Genie in Malerei, Zeichenkunst und Druckgraphik
Zum 400. Geburtstag des niederländischen Malers R. Harmensz van Rijn präsentieren die Staatlichen Museen zu Berlin einen "Rembrandt-Block". Die drei Ausstellungen zeigen "Rembrandt. Genie auf der Suche" sowie "Rembrandt. Der Zeichner" und "Rembrandt. Ein Virtuose der Druckgraphik".
Original Rembrandt - oder doch nur ein Schüler aus seiner Werkstatt? Seit Jahren ist mittlerweile die Verunsicherung beim Museumspublikum groß, seit nämlich ein beträchtlicher Anteil des vermeintlich so gewaltigen Oeuvres Rembrandts von der Forschung seinen Schülern zugeschrieben wurde. Die Berliner Staatlichen Museen waren besonders von der großen Werkbereinigung betroffen.
Prominentestes Beispiel nach wie vor das Gemälde "Mann mit dem Goldhelm", dessen Schöpfer heute als unbekannt gelten muss. Da stellt sich schon die Frage, was denn überhaupt noch von Rembrandt bleibt, wenn es offensichtlich in seiner Zeit so viele Genies gab, die zum Verwechseln gleich gut zu sein scheinen.
Bevers: "Erkennbar macht Rembrandt meines Erachtens vom Frühwerk bis zum Spätwerk die Tatsache, dass er mit wenigen präzisen Linien es schafft, Gebärden, Haltungsmotive, Gesten, Mimiken darzustellen. Oder wie man es schafft, mit wenigen Strichen den Kern einer Geschichte wirklich auf den Kern zu reduzieren,"
sagt Holm Bevers, als Direktor des Kupferstichkabinetts einer der Kuratoren des so genannten "Rembrandt"-Blockes auf dem Kulturforum am Potsdamer Platz, zuständig für die Zeichnungen und die Druckgraphik. Das ganze Spektrum von Rembrandts Kunst abzudecken, ist die große Besonderheit dieser Berliner Ausstellung, die eigentlich eine Dreifach-Schau ist. "Genie auf der Suche" nennt sich eine Ausstellung mit 70 Gemälden, die man im Wesentlichen vom Amsterdamer Rembrandt Huis übernommen hat. Aber man könnte sie vielleicht auch "Auf der Suche nach dem Genie" nennen. Denn wie auch in den beiden weiteren Ausstellungen mit Zeichnungen und Druckgraphik werden demonstrativ Werke von Rembrandts Schülern dem Meister gegenübergestellt, die vor nicht allzu langer Zeit noch diesem selbst zugeschrieben worden waren.

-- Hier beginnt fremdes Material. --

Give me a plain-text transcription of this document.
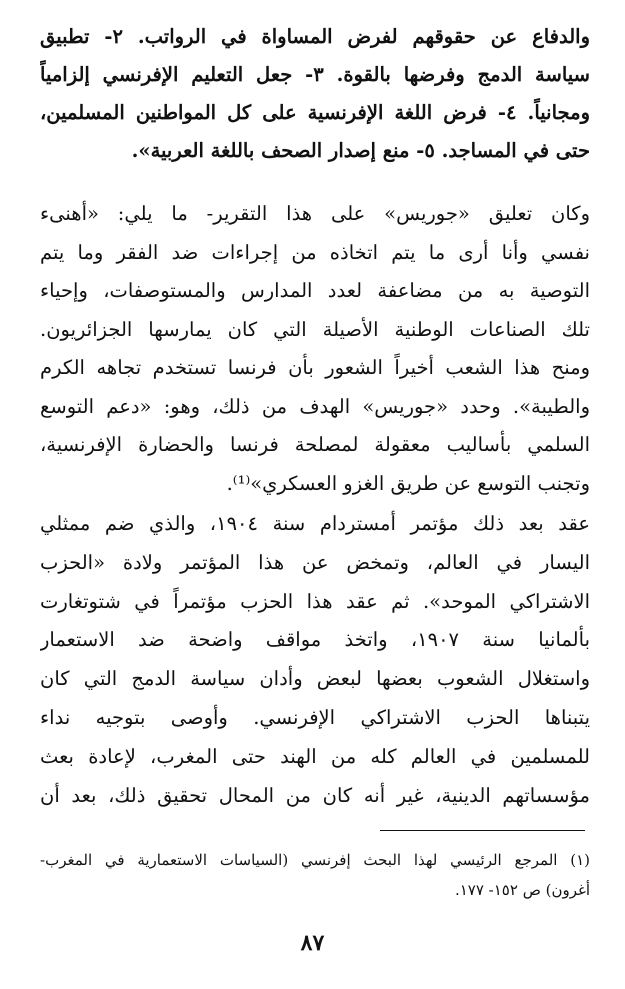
والدفاع عن حقوقهم لفرض المساواة في الرواتب. ٢- تطبيق
سياسة الدمج وفرضها بالقوة. ٣- جعل التعليم الإفرنسي إلزامياً
ومجانياً. ٤- فرض اللغة الإفرنسية على كل المواطنين المسلمين،
حتى في المساجد. ٥- منع إصدار الصحف باللغة العربية».

وكان تعليق «جوريس» على هذا التقرير- ما يلي: «أهنىء
نفسي وأنا أرى ما يتم اتخاذه من إجراءات ضد الفقر وما يتم
التوصية به من مضاعفة لعدد المدارس والمستوصفات، وإحياء
تلك الصناعات الوطنية الأصيلة التي كان يمارسها الجزائريون.
ومنح هذا الشعب أخيراً الشعور بأن فرنسا تستخدم تجاهه الكرم
والطيبة». وحدد «جوريس» الهدف من ذلك، وهو: «دعم التوسع
السلمي بأساليب معقولة لمصلحة فرنسا والحضارة الإفرنسية،
وتجنب التوسع عن طريق الغزو العسكري»⁽¹⁾.

عقد بعد ذلك مؤتمر أمستردام سنة ١٩٠٤، والذي ضم ممثلي
اليسار في العالم، وتمخض عن هذا المؤتمر ولادة «الحزب
الاشتراكي الموحد». ثم عقد هذا الحزب مؤتمراً في شتوتغارت
بألمانيا سنة ١٩٠٧، واتخذ مواقف واضحة ضد الاستعمار
واستغلال الشعوب بعضها لبعض وأدان سياسة الدمج التي كان
يتبناها الحزب الاشتراكي الإفرنسي. وأوصى بتوجيه نداء
للمسلمين في العالم كله من الهند حتى المغرب، لإعادة بعث
مؤسساتهم الدينية، غير أنه كان من المحال تحقيق ذلك، بعد أن

(١) المرجع الرئيسي لهذا البحث إفرنسي (السياسات الاستعمارية في المغرب-
أغرون) ص ١٥٢- ١٧٧.

٨٧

Bei den Zeichnungen des Berliner Kupferstichkabinetts etwa blieben von 126 Werken gerade 55 Original-Rembrandts übrig. Hochkarätige Landschaften, einstmalige Hauptwerke, wurden erst vor wenigen Jahren Rembrandts Schüler Konstantin Daniel von Renesse zugeschrieben. Direktor Holm Bevers ist immer noch konsterniert.
Bevers: "Also, es ist sehr dicht an Rembrandt, waren auch bis vor sechs Jahren immer Meisterblätter, da hab ich mit meinem damaligen Kollegen Hans Mielke, der inzwischen verstorben ist, noch lange vorgesessen und gesagt: Gott, wie schön ist, das, sagt er, Holm, ist das nicht herrlich? Sage ich: Ja, herrlich! Und es ist nicht Rembrandt!"
Das Publikum kann sich zum einen also selbst einmal davon überzeugen, welches Bild von Rembrandt es hat, und was geschieht, wenn die Erwartung enttäuscht wird: Der "Mann mit dem Goldhelm" ist ja über Nacht kein schlechteres Gemälde geworden. Und doch scheint ihm plötzlich die Absolution des Meisterwerks zu fehlen, da wir wissen, dass es eben "der" Meister doch nicht gemalt hat. Das ist sozusagen Rezeptionsgeschichte "live".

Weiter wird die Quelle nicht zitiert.